Jim Wilson is the retired director of Community Christian Ministries in Moscow, Idaho. He will be posting regularly, so check back in soon!

Tuesday, April 04, 2017

The Way to Be Returned to Joy

There are two basic truths regarding Christians in relationship to sin: It is possible to sin, and it is possible to not sin.

Christians are not convinced that the second is true. They mistakenly read the statement as, “It is impossible to sin.” Of course, that is false. That would contradict the first truth, “It is possible to sin.” We know that sinning is possible because God made provision for Christians when they do sin. “If we confess our sins, he is faithful and just and will forgive us our sins and purify us from all unrighteousness” (1 John 1:9).

I have addressed the second truth elsewhere. (For a complete discussion of that, see Dead and Alive: Obedience and the New Man.) The first truth is my subject today.

It is possible to sin. Not only is it possible; it is also probable. In fact, it has already happened.

When a Christian sins, there are immediate consequences. The first consequence is discipline from God.
And you have forgotten that word of encouragement that addresses you as sons: “My son, do not make light of the Lord’s discipline, and do not lose heart when he rebukes you, because the Lord disciplines those he loves, and he punishes everyone he accepts as a son.” Endure hardship as discipline; God is treating you as sons. For what son is not disciplined by his father? If you are not disciplined (and everyone undergoes discipline), then you are illegitimate children and not true sons. Moreover, we have all had human fathers who disciplined us and we respected them for it. How much more should we submit to the Father of our spirits and live!
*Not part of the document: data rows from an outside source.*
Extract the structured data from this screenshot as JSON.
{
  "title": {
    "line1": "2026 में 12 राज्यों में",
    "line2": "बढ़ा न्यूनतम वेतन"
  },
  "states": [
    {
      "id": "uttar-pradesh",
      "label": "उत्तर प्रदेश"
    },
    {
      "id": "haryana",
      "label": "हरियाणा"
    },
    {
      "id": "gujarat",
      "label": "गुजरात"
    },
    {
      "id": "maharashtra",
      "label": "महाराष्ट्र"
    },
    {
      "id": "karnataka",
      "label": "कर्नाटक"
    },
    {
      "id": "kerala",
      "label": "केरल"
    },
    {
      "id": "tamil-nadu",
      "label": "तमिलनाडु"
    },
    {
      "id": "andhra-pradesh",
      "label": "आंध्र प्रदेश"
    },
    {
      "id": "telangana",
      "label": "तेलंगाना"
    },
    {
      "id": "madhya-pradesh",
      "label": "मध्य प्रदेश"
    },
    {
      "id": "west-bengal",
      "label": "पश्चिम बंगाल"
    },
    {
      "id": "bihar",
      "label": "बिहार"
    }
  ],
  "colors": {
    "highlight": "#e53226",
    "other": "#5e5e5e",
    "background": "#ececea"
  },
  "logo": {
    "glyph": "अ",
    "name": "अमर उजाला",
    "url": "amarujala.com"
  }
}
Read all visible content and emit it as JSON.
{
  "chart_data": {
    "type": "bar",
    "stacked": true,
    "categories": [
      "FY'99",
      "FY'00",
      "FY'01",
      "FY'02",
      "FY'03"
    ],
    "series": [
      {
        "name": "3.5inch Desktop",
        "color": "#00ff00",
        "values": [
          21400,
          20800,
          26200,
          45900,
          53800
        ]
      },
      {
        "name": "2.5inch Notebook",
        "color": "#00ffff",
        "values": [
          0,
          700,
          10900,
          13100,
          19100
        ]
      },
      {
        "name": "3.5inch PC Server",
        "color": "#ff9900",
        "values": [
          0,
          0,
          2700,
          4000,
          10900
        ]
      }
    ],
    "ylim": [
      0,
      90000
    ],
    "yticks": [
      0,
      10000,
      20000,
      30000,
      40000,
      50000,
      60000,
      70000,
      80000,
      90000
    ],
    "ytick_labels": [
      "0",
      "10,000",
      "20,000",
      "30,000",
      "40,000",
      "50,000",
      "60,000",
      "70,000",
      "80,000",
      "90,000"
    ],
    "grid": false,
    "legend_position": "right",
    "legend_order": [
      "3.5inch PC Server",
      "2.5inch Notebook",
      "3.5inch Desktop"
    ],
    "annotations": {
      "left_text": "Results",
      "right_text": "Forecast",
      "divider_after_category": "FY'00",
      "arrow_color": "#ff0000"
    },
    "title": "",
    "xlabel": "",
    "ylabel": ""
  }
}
Our fathers disciplined us for a little while as they thought best; but God disciplines us for our good, that we may share in his holiness. No discipline seems pleasant at the time, but painful. Later on, however, it produces a harvest of righteousness and peace for those who have been trained by it. (Heb. 12:5-11)
This discipline will probably show up in your conscience. If your conscience is not responsive, then getting caught by an authority helps.
Therefore, it is necessary to submit to the authorities, not only because of possible punishment but also because of conscience. This is also why you pay taxes, for the authorities are God’s servant, who give their full time to governing. Give everyone what you owe him: If you owe taxes, pay taxes; if revenue, then revenue; if respect, then respect; if honor, then honor. Let no debt remain outstanding, except the continuing debt to love one another, for he who loves his fellowman has fulfilled the law. The commandments, “Do not commit adultery,” “Do not murder,” “Do not steal,” “Do not covet,” and whatever other commandment there may be, are summed up in this one rule: “Love your neighbor as yourself.” Love does no harm to its neighbor. Therefore love is the fulfillment of the law. (Rom. 13:5-10)
The immediate and perhaps long-term consequence of sin is the loss of your joy (and secondarily, the loss of the other fruit of the Spirit). “No discipline seems pleasant at the time, but painful. Later on, however, it produces a harvest of righteousness and peace for those who have been trained by it” (Heb. 12:11).

There is a way out of this discipline, a way to be returned to the joy of the Lord. First, know that God’s discipline is not punitive; it is corrective. You are not being made to pay for your sin. Jesus paid for it already.

The purpose of the pain of discipline is to bring to our attention that we have displeased God by our disobedience and that we need to repent and confess this sin to God. This is what happened to David in Psalm 32:
Blessed is he whose transgressions are forgiven, whose sins are covered. Blessed is the man whose sin the Lord does not count against him and in whose spirit is no deceit. When I kept silent, my bones wasted away through my groaning all day long. For day and night your hand was heavy upon me; my strength was sapped as in the heat of summer. Then I acknowledged my sin to you and did not cover up my iniquity. I said, “I will confess my transgressions to the Lord”—and you forgave the guilt of my sin. (Psalm 32:1-5)
Keeping silent causes the discipline to continue in:

• wasting away
• groaning all day
• God’s hand heavy on you day and night
• sapped strength

When I acknowledge my sin and do not cover it, God forgives the guilt, and I am blessed.